Connectivity determines which parts of a graph are reachable from other parts by following the edges respecting or ignoring their direction.
Note the two different components in the example above, emphasized by different colors.
Reachability analysis solves a similar problem by finding the nodes that are reachable from a given node.
The example above shows a directed graph. Only the colored nodes are reachable from the green node.
So-called centrality measures reveal the importance of single nodes or edges within the graph structure. The centrality value of a graph element denotes its importance, i.e., the higher the value, the more important the element.
There are different ways to measure centrality. Degree centrality, for example, takes the degree of a node into consideration, i.e., the number of its incoming and outgoing edges, determine its centrality value.
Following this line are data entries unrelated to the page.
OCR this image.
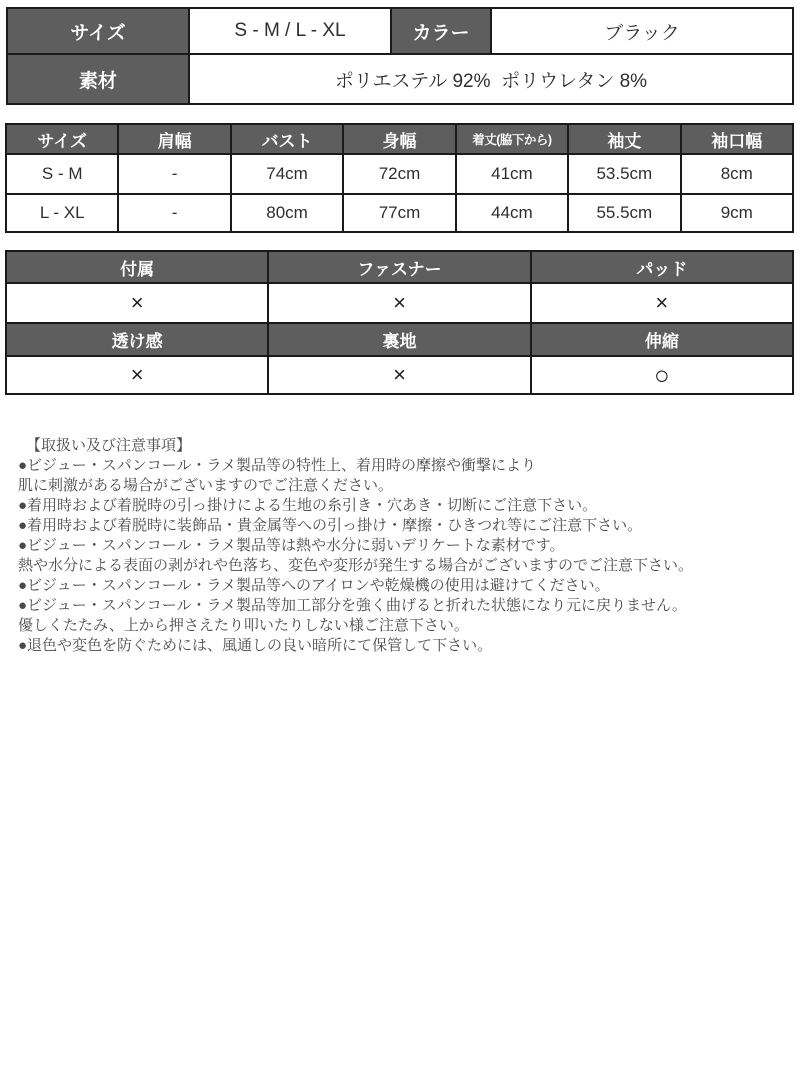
サイズ	S - M / L - XL	カラー	ブラック
素材	ポリエステル 92%  ポリウレタン 8%
サイズ	肩幅	バスト	身幅	着丈(脇下から)	袖丈	袖口幅
S - M	-	74cm	72cm	41cm	53.5cm	8cm
L - XL	-	80cm	77cm	44cm	55.5cm	9cm
付属	ファスナー	パッド
×	×	×
透け感	裏地	伸縮
×	×	○
【取扱い及び注意事項】
●ビジュー・スパンコール・ラメ製品等の特性上、着用時の摩擦や衝撃により
肌に刺激がある場合がございますのでご注意ください。
●着用時および着脱時の引っ掛けによる生地の糸引き・穴あき・切断にご注意下さい。
●着用時および着脱時に装飾品・貴金属等への引っ掛け・摩擦・ひきつれ等にご注意下さい。
●ビジュー・スパンコール・ラメ製品等は熱や水分に弱いデリケートな素材です。
熱や水分による表面の剥がれや色落ち、変色や変形が発生する場合がございますのでご注意下さい。
●ビジュー・スパンコール・ラメ製品等へのアイロンや乾燥機の使用は避けてください。
●ビジュー・スパンコール・ラメ製品等加工部分を強く曲げると折れた状態になり元に戻りません。
優しくたたみ、上から押さえたり叩いたりしない様ご注意下さい。
●退色や変色を防ぐためには、風通しの良い暗所にて保管して下さい。
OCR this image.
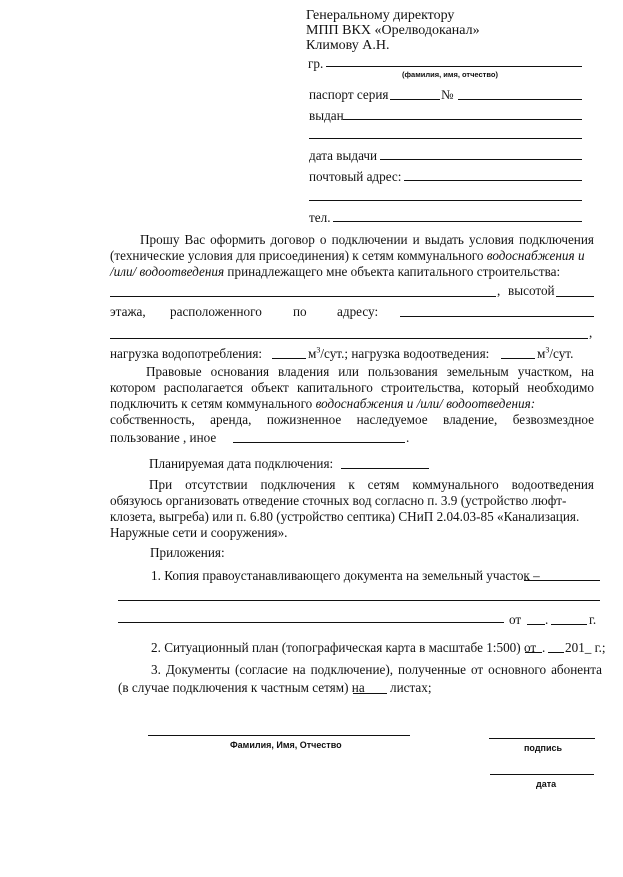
Генеральному директору
МПП ВКХ «Орелводоканал»
Климову А.Н.
гр.
(фамилия, имя, отчество)
паспорт серия	№
выдан
дата выдачи
почтовый адрес:
тел.
Прошу Вас оформить договор о подключении и выдать условия подключения
(технические условия для присоединения) к сетям коммунального водоснабжения и
/или/ водоотведения принадлежащего мне объекта капитального строительства:
, высотой
этажа, расположенного по адресу:
,
нагрузка водопотребления:	$м^3$/сут.; нагрузка водоотведения:	$м^3$/сут.
Правовые основания владения или пользования земельным участком, на
котором располагается объект капитального строительства, который необходимо
подключить к сетям коммунального водоснабжения и /или/ водоотведения:
собственность, аренда, пожизненное наследуемое владение, безвозмездное
пользование , иное	.
Планируемая дата подключения:
При отсутствии подключения к сетям коммунального водоотведения
обязуюсь организовать отведение сточных вод согласно п. 3.9 (устройство люфт-
клозета, выгреба) или п. 6.80 (устройство септика) СНиП 2.04.03-85 «Канализация.
Наружные сети и сооружения».
Приложения:
1. Копия правоустанавливающего документа на земельный участок –
от .	г.
2. Ситуационный план (топографическая карта в масштабе 1:500) от . 201_ г.;
3. Документы (согласие на подключение), полученные от основного абонента
(в случае подключения к частным сетям) на листах;
Фамилия, Имя, Отчество	подпись
дата
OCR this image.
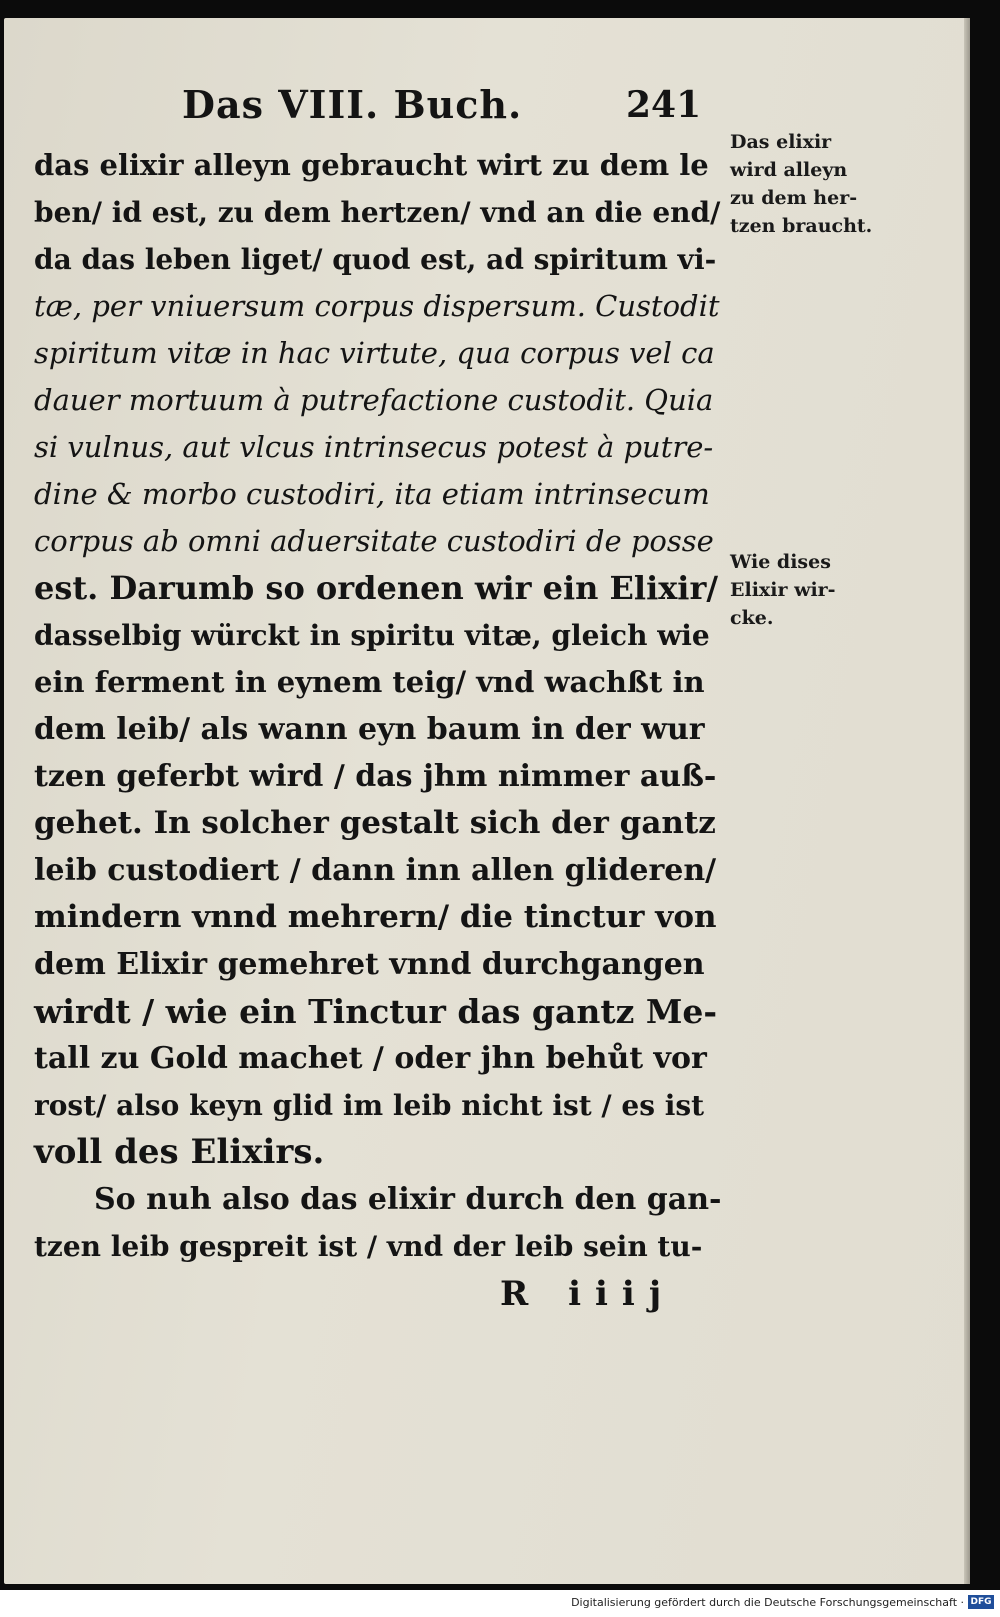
Das VIII. Buch.	241
das elixir alleyn gebraucht wirt zu dem le
ben/ id est, zu dem hertzen/ vnd an die end/
da das leben liget/ quod est, ad spiritum vi-
tæ, per vniuersum corpus dispersum. Custodit
spiritum vitæ in hac virtute, qua corpus vel ca
dauer mortuum à putrefactione custodit. Quia
si vulnus, aut vlcus intrinsecus potest à putre-
dine & morbo custodiri, ita etiam intrinsecum
corpus ab omni aduersitate custodiri de posse
est. Darumb so ordenen wir ein Elixir/
dasselbig würckt in spiritu vitæ, gleich wie
ein ferment in eynem teig/ vnd wachßt in
dem leib/ als wann eyn baum in der wur
tzen geferbt wird / das jhm nimmer auß-
gehet. In solcher gestalt sich der gantz
leib custodiert / dann inn allen glideren/
mindern vnnd mehrern/ die tinctur von
dem Elixir gemehret vnnd durchgangen
wirdt / wie ein Tinctur das gantz Me-
tall zu Gold machet / oder jhn behůt vor
rost/ also keyn glid im leib nicht ist / es ist
voll des Elixirs.
So nuh also das elixir durch den gan-
tzen leib gespreit ist / vnd der leib sein tu-
Das elixir
wird alleyn
zu dem her-
tzen braucht.
Wie dises
Elixir wir-
cke.
R iiij
Digitalisierung gefördert durch die Deutsche Forschungsgemeinschaft · DFG
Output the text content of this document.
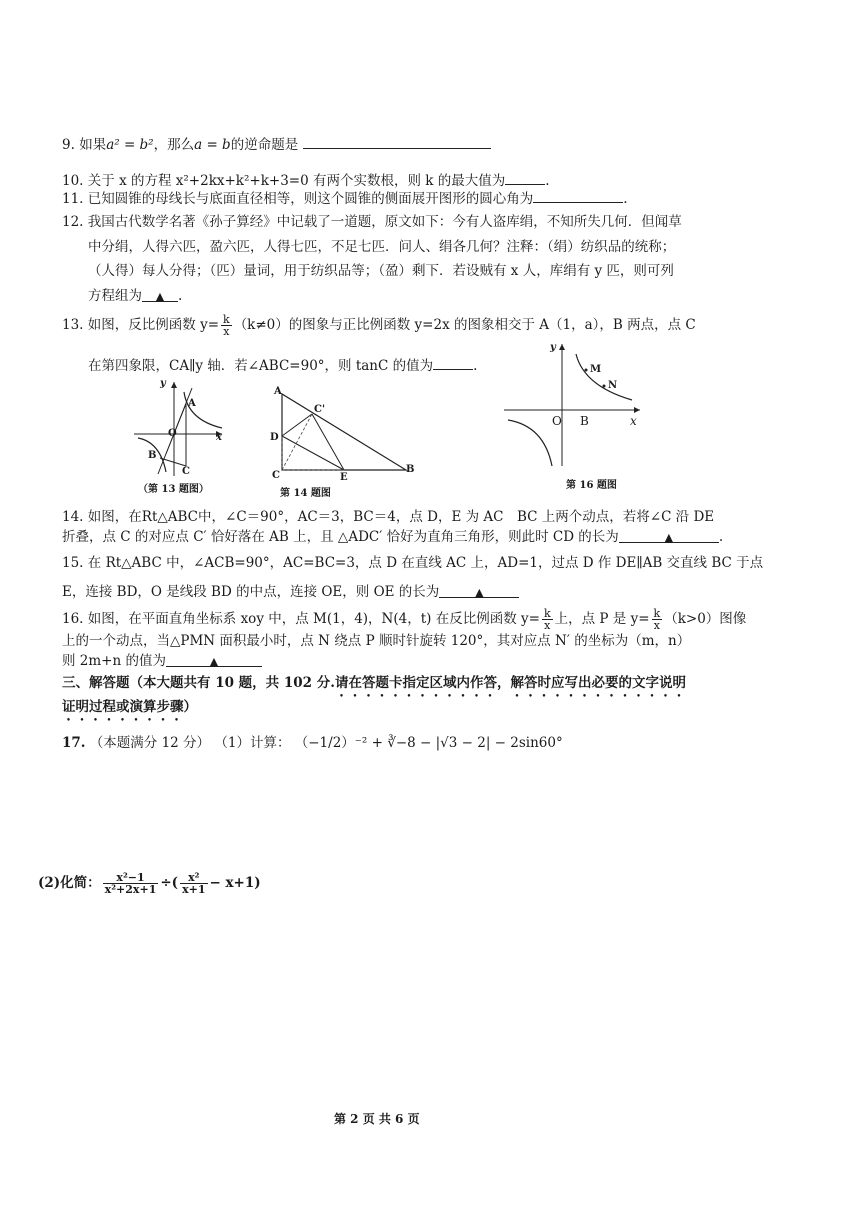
9. 如果a² = b²，那么a = b的逆命题是
10. 关于 x 的方程 x²+2kx+k²+k+3=0 有两个实数根，则 k 的最大值为	.
11. 已知圆锥的母线长与底面直径相等，则这个圆锥的侧面展开图形的圆心角为	.
12. 我国古代数学名著《孙子算经》中记载了一道题，原文如下：今有人盗库绢，不知所失几何．但闻草
中分绢，人得六匹，盈六匹，人得七匹，不足七匹．问人、绢各几何？注释：（绢）纺织品的统称；
（人得）每人分得；（匹）量词，用于纺织品等；（盈）剩下．若设贼有 x 人，库绢有 y 匹，则可列
方程组为 ▲ .
13. 如图，反比例函数 $y= \frac{k}{x} (k\ne 0)$的图象与正比例函数 y=2x 的图象相交于 A（1，a），B 两点，点 C
在第四象限，CA∥y 轴．若∠ABC=90°，则 tanC 的值为	.
y
x
A
O
B
C
（第 13 题图）
A
C'
D
C	E
B
第 14 题图
y
M
N
O B	x
第 16 题图
14. 如图，在Rt△ABC中，∠C＝90°，AC＝3，BC＝4，点 D，E 为 AC　BC 上两个动点，若将∠C 沿 DE
折叠，点 C 的对应点 C′ 恰好落在 AB 上，且 △ADC′ 恰好为直角三角形，则此时 CD 的长为	▲	.
15. 在 Rt△ABC 中，∠ACB=90°，AC=BC=3，点 D 在直线 AC 上，AD=1，过点 D 作 DE∥AB 交直线 BC 于点
E，连接 BD，O 是线段 BD 的中点，连接 OE，则 OE 的长为	▲
16. 如图，在平面直角坐标系 xoy 中，点 M(1，4)，N(4，t) 在反比例函数 $y= \frac{k}{x}$ 上，点 P 是 $y= \frac{k}{x} (k>0)$图像
上的一个动点，当△PMN 面积最小时，点 N 绕点 P 顺时针旋转 120°，其对应点 N′ 的坐标为（m，n）
则 2m+n 的值为	▲
三、解答题（本大题共有 10 题，共 102 分.请在答题卡指定区域内作答，解答时应写出必要的文字说明
证明过程或演算步骤）
17. （本题满分 12 分） （1）计算： （−1/2）⁻² + ∛−8 − |√3 − 2| − 2sin60°
(2)化简： $\frac{\text{x²−1}}{\text{x²+2x+1}}$ ÷( $\frac{\text{x²}}{x+1} - x+1$)
第 2 页 共 6 页
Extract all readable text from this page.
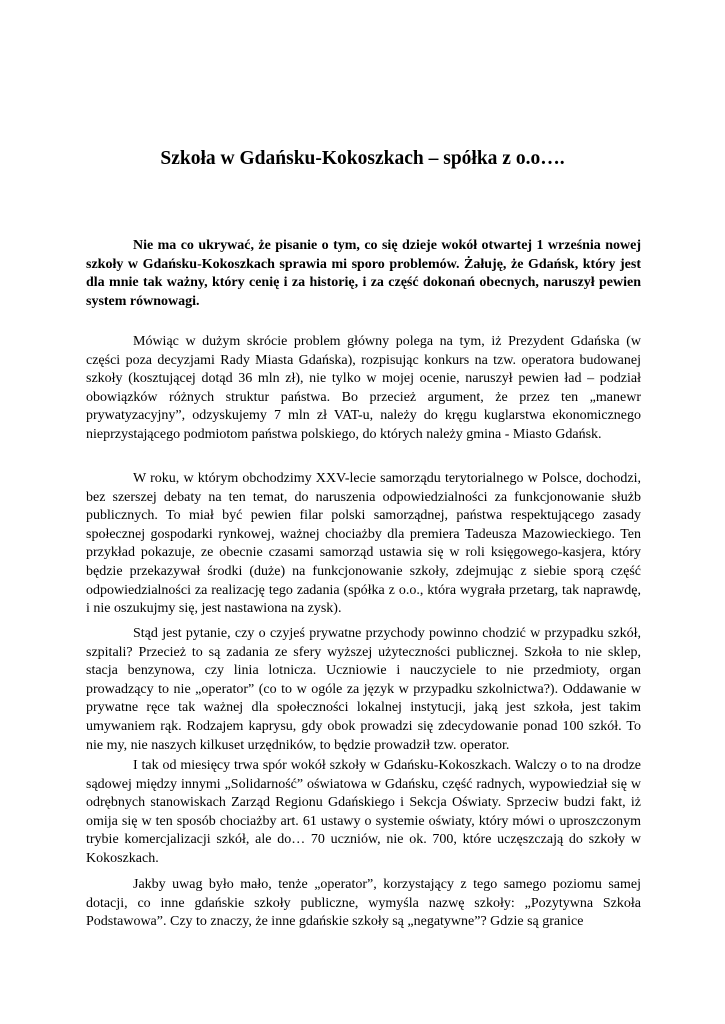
Szkoła w Gdańsku-Kokoszkach – spółka z o.o….

Nie ma co ukrywać, że pisanie o tym, co się dzieje wokół otwartej 1 września nowej szkoły w Gdańsku-Kokoszkach sprawia mi sporo problemów. Żałuję, że Gdańsk, który jest dla mnie tak ważny, który cenię i za historię, i za część dokonań obecnych, naruszył pewien system równowagi.

Mówiąc w dużym skrócie problem główny polega na tym, iż Prezydent Gdańska (w części poza decyzjami Rady Miasta Gdańska), rozpisując konkurs na tzw. operatora budowanej szkoły (kosztującej dotąd 36 mln zł), nie tylko w mojej ocenie, naruszył pewien ład – podział obowiązków różnych struktur państwa. Bo przecież argument, że przez ten „manewr prywatyzacyjny”, odzyskujemy 7 mln zł VAT-u, należy do kręgu kuglarstwa ekonomicznego nieprzystającego podmiotom państwa polskiego, do których należy gmina - Miasto Gdańsk.

W roku, w którym obchodzimy XXV-lecie samorządu terytorialnego w Polsce, dochodzi, bez szerszej debaty na ten temat, do naruszenia odpowiedzialności za funkcjonowanie służb publicznych. To miał być pewien filar polski samorządnej, państwa respektującego zasady społecznej gospodarki rynkowej, ważnej chociażby dla premiera Tadeusza Mazowieckiego. Ten przykład pokazuje, ze obecnie czasami samorząd ustawia się w roli księgowego-kasjera, który będzie przekazywał środki (duże) na funkcjonowanie szkoły, zdejmując z siebie sporą część odpowiedzialności za realizację tego zadania (spółka z o.o., która wygrała przetarg, tak naprawdę, i nie oszukujmy się, jest nastawiona na zysk).

Stąd jest pytanie, czy o czyjeś prywatne przychody powinno chodzić w przypadku szkół, szpitali? Przecież to są zadania ze sfery wyższej użyteczności publicznej. Szkoła to nie sklep, stacja benzynowa, czy linia lotnicza. Uczniowie i nauczyciele to nie przedmioty, organ prowadzący to nie „operator” (co to w ogóle za język w przypadku szkolnictwa?). Oddawanie w prywatne ręce tak ważnej dla społeczności lokalnej instytucji, jaką jest szkoła, jest takim umywaniem rąk. Rodzajem kaprysu, gdy obok prowadzi się zdecydowanie ponad 100 szkół. To nie my, nie naszych kilkuset urzędników, to będzie prowadził tzw. operator.

I tak od miesięcy trwa spór wokół szkoły w Gdańsku-Kokoszkach. Walczy o to na drodze sądowej między innymi „Solidarność” oświatowa w Gdańsku, część radnych, wypowiedział się w odrębnych stanowiskach Zarząd Regionu Gdańskiego i Sekcja Oświaty. Sprzeciw budzi fakt, iż omija się w ten sposób chociażby art. 61 ustawy o systemie oświaty, który mówi o uproszczonym trybie komercjalizacji szkół, ale do… 70 uczniów, nie ok. 700, które uczęszczają do szkoły w Kokoszkach.

Jakby uwag było mało, tenże „operator”, korzystający z tego samego poziomu samej dotacji, co inne gdańskie szkoły publiczne, wymyśla nazwę szkoły: „Pozytywna Szkoła Podstawowa”. Czy to znaczy, że inne gdańskie szkoły są „negatywne”? Gdzie są granice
The so-called graph centrality provides another approach. It uses the reciprocal of the maximum of all the shortest path distances from one node to all other nodes in the graph which yields a completely different result.
Detecting circular structures or rings in a graph is also of importance in various applications, for example fraud detection. In graph theory, a cycle is defined as a set of consecutive nodes of a graph in which the first and the last nodes of this set coincide.
The image above shows cycle detection in an undirected graph (left) and a directed graph (right).
yFiles comes with a Graph Analysis Sample Application. It allows the user to experiment with different algorithms. Users can explore sample graphs or create their own and use the supported analysis algorithms to highlight paths, components, or spanning trees. Switching between directed and undirected edges or interactively assigning different or uniform weights enable the user to explore the flexibility of the supported algorithms.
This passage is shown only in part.